New Zealand Dollar gains ground to near 0.5800 as US-Iran Presidents signs agreement to end war

Source Fxstreet
  • NZD/USD gains ground to near 0.5790 in Thursday’s Asian session.
  • New Zealand’s Q1 annual GDP beat the estimates. 
  • Fed held interest rates steady and signaled growing support for rate hikes this year.

The NZD/USD pair gains traction to around 0.5790 during the Asian trading hours on Thursday. The New Zealand Dollar (NZD) strengthens against the US Dollar (USD) amid upbeat annual New Zealand Gross Domestic Product (GDP) data and improved risk sentiment. 

Data released by Statistics New Zealand on Thursday showed that the country’s GDP expanded by 0.8% QoQ in the first quarter (Q1) of 2026. This figure followed a 0.5% expansion (revised from 0.2%) in the fourth quarter of 2025 and came in weaker than the expectation of a rise of 0.9%.

On an annual basis, the New Zealand economy grew by 1.5% in Q1 of 2026, compared to a rise of 1.5% (revised from 1.3%) in Q4 of 2025, while beating the estimation of a 1.1% growth.

US President Donald Trump and Iran’s President Masoud Pezeshkian have electronically signed a memorandum of understanding to end the US and Israel’s war on Iran, per Reuters. Both sides said the deal is in effect. Iran and the US are expected to formally sign the MOU to end the war on Friday in Geneva.

The US Federal Reserve (Fed) on Wednesday decided to leave the policy rate in 3.50%-3.75% range at its June policy meeting. The federal funds rate has held there since the US central bank lowered rates by three-quarters of a percentage point in the latter part of 2025. Fed officials signaled the chance of higher rates as they assess the impacts of the Iran war on inflation.

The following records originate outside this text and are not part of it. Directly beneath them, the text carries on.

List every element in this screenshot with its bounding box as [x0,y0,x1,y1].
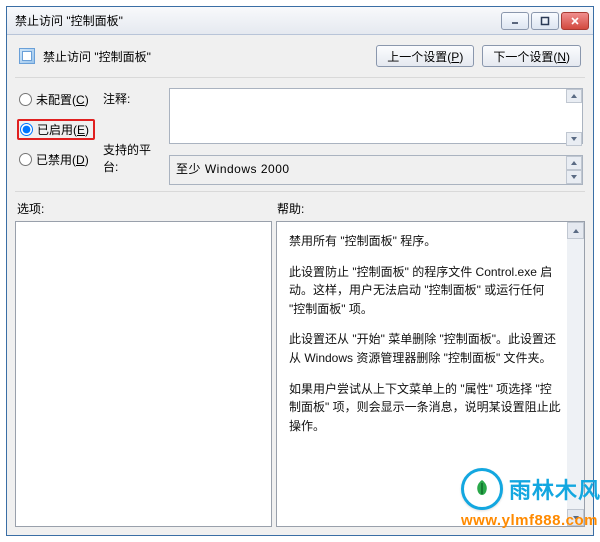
scroll-track[interactable] [567,239,584,509]
settings-section: 未配置(C) 已启用(E) 已禁用(D) 注释: 支持的平台: [15,78,585,192]
minimize-button[interactable] [501,12,529,30]
help-scrollbar[interactable] [567,222,584,526]
policy-editor-window: 禁止访问 "控制面板" 禁止访问 "控制面板" 上一个设置(P) 下一个设置(N… [6,6,594,536]
lower-section: 选项: 帮助: 禁用所有 "控制面板" 程序。 此设置防止 "控制面板" 的程序… [15,192,585,527]
maximize-icon [540,16,550,26]
scroll-up-icon[interactable] [566,89,582,103]
comment-label: 注释: [103,90,161,107]
help-paragraph: 此设置防止 "控制面板" 的程序文件 Control.exe 启动。这样，用户无… [289,263,562,319]
minimize-icon [510,16,520,26]
comment-scrollbar[interactable] [566,89,582,146]
close-button[interactable] [561,12,589,30]
previous-setting-button[interactable]: 上一个设置(P) [376,45,474,67]
radio-enabled[interactable]: 已启用(E) [17,119,95,140]
lower-labels: 选项: 帮助: [15,200,585,221]
help-paragraph: 禁用所有 "控制面板" 程序。 [289,232,562,251]
fields-col: 至少 Windows 2000 [169,88,583,185]
next-setting-button[interactable]: 下一个设置(N) [482,45,581,67]
scroll-down-icon[interactable] [566,132,582,146]
radio-disabled[interactable]: 已禁用(D) [17,150,95,169]
help-panel: 禁用所有 "控制面板" 程序。 此设置防止 "控制面板" 的程序文件 Contr… [276,221,585,527]
comment-wrap [169,88,583,147]
field-labels-col: 注释: 支持的平台: [103,88,161,185]
scroll-up-icon[interactable] [566,156,582,170]
supported-scrollbar[interactable] [566,156,582,184]
window-title: 禁止访问 "控制面板" [15,12,501,29]
help-paragraph: 如果用户尝试从上下文菜单上的 "属性" 项选择 "控制面板" 项，则会显示一条消… [289,380,562,436]
radio-enabled-input[interactable] [20,123,33,136]
radio-not-configured-input[interactable] [19,93,32,106]
help-text: 禁用所有 "控制面板" 程序。 此设置防止 "控制面板" 的程序文件 Contr… [277,222,584,457]
close-icon [570,16,580,26]
options-panel [15,221,272,527]
maximize-button[interactable] [531,12,559,30]
titlebar: 禁止访问 "控制面板" [7,7,593,35]
help-paragraph: 此设置还从 "开始" 菜单删除 "控制面板"。此设置还从 Windows 资源管… [289,330,562,367]
options-label: 选项: [17,200,277,217]
scroll-down-icon[interactable] [566,170,582,184]
supported-field: 至少 Windows 2000 [169,155,583,185]
window-controls [501,12,589,30]
help-label: 帮助: [277,200,304,217]
supported-wrap: 至少 Windows 2000 [169,155,583,185]
policy-title: 禁止访问 "控制面板" [43,48,368,65]
header-row: 禁止访问 "控制面板" 上一个设置(P) 下一个设置(N) [15,41,585,78]
radio-disabled-input[interactable] [19,153,32,166]
scroll-up-icon[interactable] [567,222,584,239]
scroll-down-icon[interactable] [567,509,584,526]
state-radios: 未配置(C) 已启用(E) 已禁用(D) [17,88,95,185]
radio-not-configured[interactable]: 未配置(C) [17,90,95,109]
comment-textarea[interactable] [169,88,583,144]
content-area: 禁止访问 "控制面板" 上一个设置(P) 下一个设置(N) 未配置(C) 已启用… [7,35,593,535]
supported-value: 至少 Windows 2000 [176,162,290,176]
supported-label: 支持的平台: [103,141,161,185]
lower-panels: 禁用所有 "控制面板" 程序。 此设置防止 "控制面板" 的程序文件 Contr… [15,221,585,527]
policy-icon [19,48,35,64]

“Persistently high prices are a burden for the American people, but the recent past need not be prologue,” said Kevin Warsh in his debut press conference as chairman. Officials are unambiguous and unanimous. This committee will deliver price stability.”

New Zealand Dollar FAQs

The New Zealand Dollar (NZD), also known as the Kiwi, is a well-known traded currency among investors. Its value is broadly determined by the health of the New Zealand economy and the country’s central bank policy. Still, there are some unique particularities that also can make NZD move. The performance of the Chinese economy tends to move the Kiwi because China is New Zealand’s biggest trading partner. Bad news for the Chinese economy likely means less New Zealand exports to the country, hitting the economy and thus its currency. Another factor moving NZD is dairy prices as the dairy industry is New Zealand’s main export. High dairy prices boost export income, contributing positively to the economy and thus to the NZD.

The Reserve Bank of New Zealand (RBNZ) aims to achieve and maintain an inflation rate between 1% and 3% over the medium term, with a focus to keep it near the 2% mid-point. To this end, the bank sets an appropriate level of interest rates. When inflation is too high, the RBNZ will increase interest rates to cool the economy, but the move will also make bond yields higher, increasing investors’ appeal to invest in the country and thus boosting NZD. On the contrary, lower interest rates tend to weaken NZD. The so-called rate differential, or how rates in New Zealand are or are expected to be compared to the ones set by the US Federal Reserve, can also play a key role in moving the NZD/USD pair.

Macroeconomic data releases in New Zealand are key to assess the state of the economy and can impact the New Zealand Dollar’s (NZD) valuation. A strong economy, based on high economic growth, low unemployment and high confidence is good for NZD. High economic growth attracts foreign investment and may encourage the Reserve Bank of New Zealand to increase interest rates, if this economic strength comes together with elevated inflation. Conversely, if economic data is weak, NZD is likely to depreciate.

The New Zealand Dollar (NZD) tends to strengthen during risk-on periods, or when investors perceive that broader market risks are low and are optimistic about growth. This tends to lead to a more favorable outlook for commodities and so-called ‘commodity currencies’ such as the Kiwi. Conversely, NZD tends to weaken at times of market turbulence or economic uncertainty as investors tend to sell higher-risk assets and flee to the more-stable safe havens.

 

Disclaimer: For information purposes only. Past performance is not indicative of future results.